I could be accused of "preaching to the choir" if I wrote to American Scientist readers about the profound and burgeoning relevance of science and engineering to global affairs and the domestic and foreign policies of nations. I'm confident you would agree that there should be a substantial presence of science and technology expertise in the Department of State and in foreign ministries. For the United States, regrettably, this has not been the case. Of course Ben Franklin and Thomas Jefferson were first-rate scientist-statesmen, but that was an exceptional era.
During World War II and the Cold War, attention to science and technology at the State Department waxed strongly, and as global environmental challenges heightened in the 1970s Congress created within the department the Bureau of Ocean and International Environmental and Scientific Affairs, which has carried a heavy burden ever since. In the ensuing years, however, competing demands for shrinking congressional appropriations have made deep inroads into the State Department's science and technology resources.
Reacting to mounting concern, partly from within the department and the White House and strongly from leaders in the science and technology community, Secretary Madeleine Albright in 1998 asked the National Research Council (the operating arm of the National Academies) to evaluate the situation and recommend how State could improve its technical capabilities in formulating and implementing foreign policy. The NRC panel was ably chaired by Robert Frosch, a past president of Sigma Xi. The panel's report, entitled "The Pervasive Role of Science, Technology, and Health in Foreign Policy," is available at http://www.nap.edu.
Now, after nearly a year of evaluation and recruitment, State has taken definitive action: As conditions permit, science officers will be placed at key embassies. Recruitment for Foreign Service Officers is being broadened to include scientists and engineers, and training courses at the Foreign Service Institute will give greater emphasis to science and technology issues.
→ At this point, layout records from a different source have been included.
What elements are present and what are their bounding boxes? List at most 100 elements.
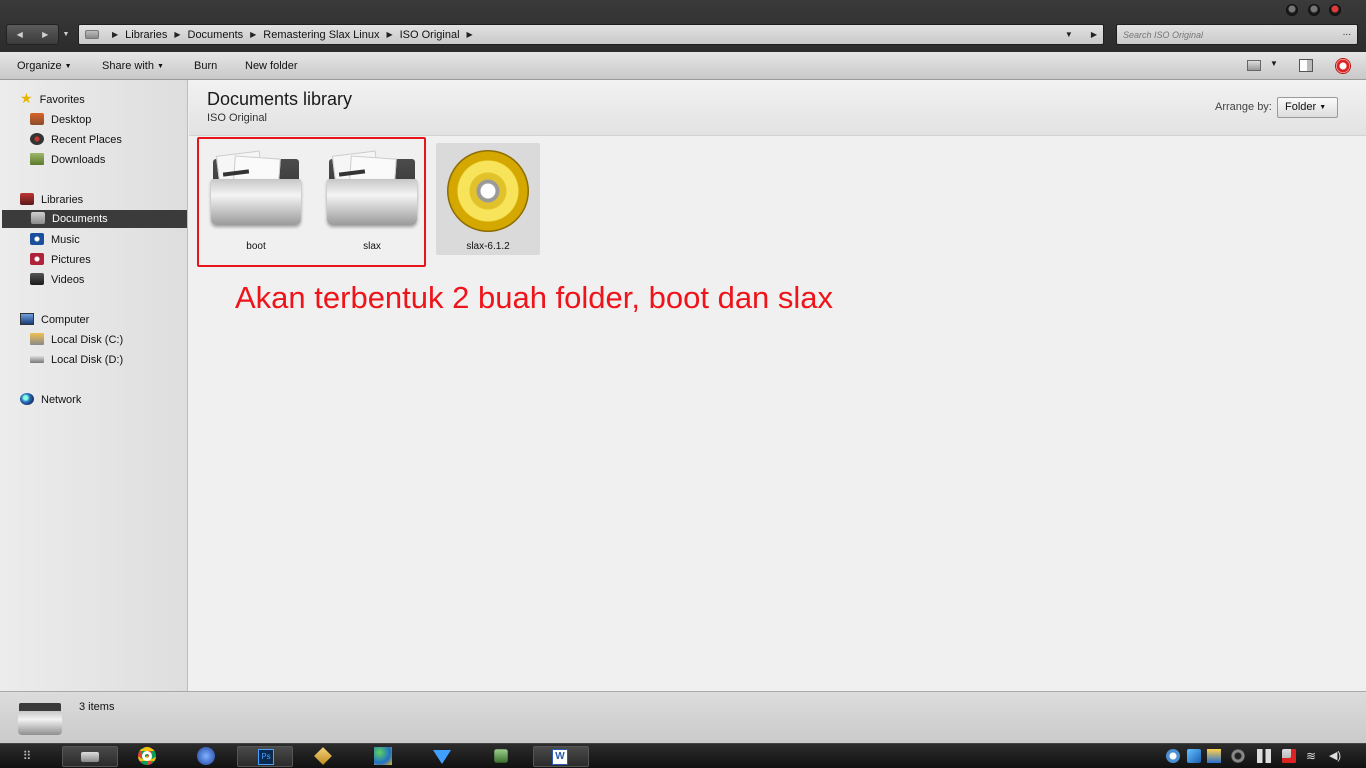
pictures-icon — [30, 253, 44, 265]
drive-icon — [85, 30, 99, 39]
arrange-by-value: Folder — [1285, 101, 1317, 113]
sidebar-item-documents[interactable]: Documents — [2, 210, 187, 228]
sidebar-item-recent-places[interactable]: Recent Places — [30, 131, 122, 149]
breadcrumb-arrow-icon[interactable]: ▶ — [174, 30, 180, 39]
wifi-icon[interactable]: ≋ — [1304, 749, 1318, 763]
sidebar-item-videos[interactable]: Videos — [30, 271, 84, 289]
share-with-button[interactable]: Share with ▼ — [102, 60, 164, 72]
breadcrumb-libraries[interactable]: Libraries — [125, 29, 167, 41]
sidebar-item-local-disk-c[interactable]: Local Disk (C:) — [30, 331, 123, 349]
annotation-highlight-box — [197, 137, 426, 267]
address-dropdown-icon[interactable]: ▼ — [1065, 30, 1073, 39]
taskbar-photoshop[interactable]: Ps — [237, 746, 293, 767]
recent-pages-dropdown-icon[interactable]: ▼ — [61, 24, 71, 45]
arrange-by-dropdown[interactable]: Folder ▼ — [1277, 97, 1338, 118]
chevron-down-icon: ▼ — [1319, 104, 1327, 111]
file-item-slax-iso[interactable]: slax-6.1.2 — [436, 143, 540, 255]
volume-icon[interactable]: ◀) — [1328, 749, 1342, 763]
sidebar-label: Local Disk (D:) — [51, 354, 124, 366]
sidebar-label: Network — [41, 394, 82, 406]
tray-webcam-icon[interactable] — [1231, 749, 1245, 763]
desktop-icon — [30, 113, 44, 125]
new-folder-button[interactable]: New folder — [245, 60, 298, 72]
sidebar-item-computer[interactable]: Computer — [20, 311, 89, 329]
chrome-icon[interactable] — [138, 747, 156, 765]
burn-button[interactable]: Burn — [194, 60, 217, 72]
sidebar-item-libraries[interactable]: Libraries — [20, 191, 83, 209]
sidebar-item-downloads[interactable]: Downloads — [30, 151, 105, 169]
search-input[interactable] — [1117, 25, 1317, 44]
taskbar-word[interactable]: W — [533, 746, 589, 767]
hard-disk-icon — [30, 333, 44, 345]
tray-flag-icon[interactable] — [1282, 749, 1296, 763]
item-count: 3 items — [79, 701, 115, 713]
music-icon — [30, 233, 44, 245]
folder-icon — [18, 701, 62, 735]
search-box[interactable]: ... — [1116, 24, 1358, 45]
paint-icon[interactable] — [374, 747, 392, 765]
sidebar-label: Videos — [51, 274, 85, 286]
breadcrumb-arrow-icon[interactable]: ▶ — [467, 30, 473, 39]
page-title: Documents library — [207, 89, 353, 109]
app-icon[interactable] — [314, 747, 332, 765]
maximize-button[interactable] — [1308, 4, 1320, 16]
help-icon[interactable] — [1335, 58, 1351, 74]
chevron-down-icon: ▼ — [156, 63, 164, 70]
arrange-by-label: Arrange by: — [1215, 101, 1272, 113]
sidebar-item-local-disk-d[interactable]: Local Disk (D:) — [30, 351, 123, 369]
back-arrow-icon[interactable]: ◀ — [7, 25, 33, 44]
close-button[interactable] — [1329, 4, 1341, 16]
sidebar-item-favorites[interactable]: ★ Favorites — [20, 91, 85, 109]
organize-label: Organize — [17, 60, 62, 72]
sidebar-label: Computer — [41, 314, 90, 326]
videos-icon — [30, 273, 44, 285]
navigation-pane: ★ Favorites Desktop Recent Places Downloa… — [0, 80, 188, 691]
sidebar-label: Recent Places — [51, 134, 122, 146]
sidebar-label: Favorites — [39, 94, 85, 106]
command-bar: Organize ▼ Share with ▼ Burn New folder ▼ — [0, 52, 1366, 80]
computer-icon — [20, 313, 34, 325]
tray-device-icon[interactable] — [1257, 749, 1271, 763]
go-arrow-icon[interactable]: ▶ — [1091, 30, 1097, 39]
breadcrumb-arrow-icon[interactable]: ▶ — [250, 30, 256, 39]
search-button[interactable]: ... — [1343, 27, 1351, 38]
breadcrumb-arrow-icon[interactable]: ▶ — [386, 30, 392, 39]
breadcrumb-iso-original[interactable]: ISO Original — [400, 29, 460, 41]
sidebar-item-music[interactable]: Music — [30, 231, 80, 249]
sidebar-label: Pictures — [51, 254, 91, 266]
share-with-label: Share with — [102, 60, 154, 72]
chevron-down-icon: ▼ — [64, 63, 72, 70]
breadcrumb-documents[interactable]: Documents — [188, 29, 244, 41]
change-view-icon[interactable] — [1247, 60, 1261, 71]
forward-arrow-icon[interactable]: ▶ — [33, 25, 59, 44]
annotation-text: Akan terbentuk 2 buah folder, boot dan s… — [235, 280, 834, 315]
star-icon: ★ — [20, 90, 33, 106]
word-icon: W — [552, 749, 568, 765]
sidebar-label: Desktop — [51, 114, 92, 126]
download-icon[interactable] — [433, 750, 451, 764]
view-options-chevron-icon[interactable]: ▼ — [1270, 59, 1278, 68]
tray-app-icon[interactable] — [1166, 749, 1180, 763]
taskbar-explorer[interactable] — [62, 746, 118, 767]
game-icon[interactable] — [494, 749, 508, 763]
browser-icon[interactable] — [197, 747, 215, 765]
sidebar-label: Libraries — [41, 194, 84, 206]
breadcrumb-remastering[interactable]: Remastering Slax Linux — [263, 29, 379, 41]
tray-transfer-icon[interactable] — [1207, 749, 1221, 763]
libraries-icon — [20, 193, 34, 205]
address-actions: ▼ ▶ — [1065, 25, 1097, 44]
sidebar-item-desktop[interactable]: Desktop — [30, 111, 91, 129]
minimize-button[interactable] — [1286, 4, 1298, 16]
tray-sync-icon[interactable] — [1187, 749, 1201, 763]
sidebar-item-network[interactable]: Network — [20, 391, 81, 409]
organize-button[interactable]: Organize ▼ — [17, 60, 72, 72]
details-pane: 3 items — [0, 691, 1366, 743]
preview-pane-icon[interactable] — [1299, 59, 1313, 72]
sidebar-item-pictures[interactable]: Pictures — [30, 251, 91, 269]
address-bar[interactable]: ▶ Libraries ▶ Documents ▶ Remastering Sl… — [78, 24, 1104, 45]
downloads-icon — [30, 153, 44, 165]
title-bar: ◀ ▶ ▼ ▶ Libraries ▶ Documents ▶ Remaster… — [0, 0, 1366, 52]
breadcrumb-arrow-icon[interactable]: ▶ — [112, 30, 118, 39]
start-grid-icon[interactable]: ⠿ — [18, 747, 36, 765]
taskbar: ⠿ Ps W ≋ ◀) — [0, 743, 1366, 768]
The most important single step is the appointment in September of Norman Neureiter as Science and Technology Advisor to the Secretary. He will serve the needs and opportunities across the Department. Secretary Albright's excellent choice bodes well for the Department and the U.S. Dr. Neureiter, who holds a Ph.D. in chemistry, brings a rich variety of experiences and skills to this demanding and exciting post, having served as a researcher at Exxon and in senior positions at Texas Instruments as well as posts at the National Science Foundation, the U.S. Foreign Service and the White House Office of Science and Technology. He also reads and speaks seven languages!
The scientific community is very fortunate that Norman has interrupted his "retirement" to take the position. Now our job is to support the new effort. First, we need to help the Department more readily access the community's human and knowledge resources. For the members of the community this implies personal actions that include giving scientific advice, steering promising graduates toward Foreign Service and postdoctoral appointments, and accepting temporary assignments. We need to facilitate a functional information network so that those who are responsible for foreign policy can access the best advice possible. Second, as the old saying goes (in reverse): "happiness can't buy money." We need to spread awareness that the deep erosion of financial support for the State Department, unless corrected, will severely hinder its ability to lead in the 21st century.
Congratulations to Bob Frosch and the NRC Panel, many thanks to Secretary Albright for her leadership, and very best wishes to Norman Neureiter. Carpe diem!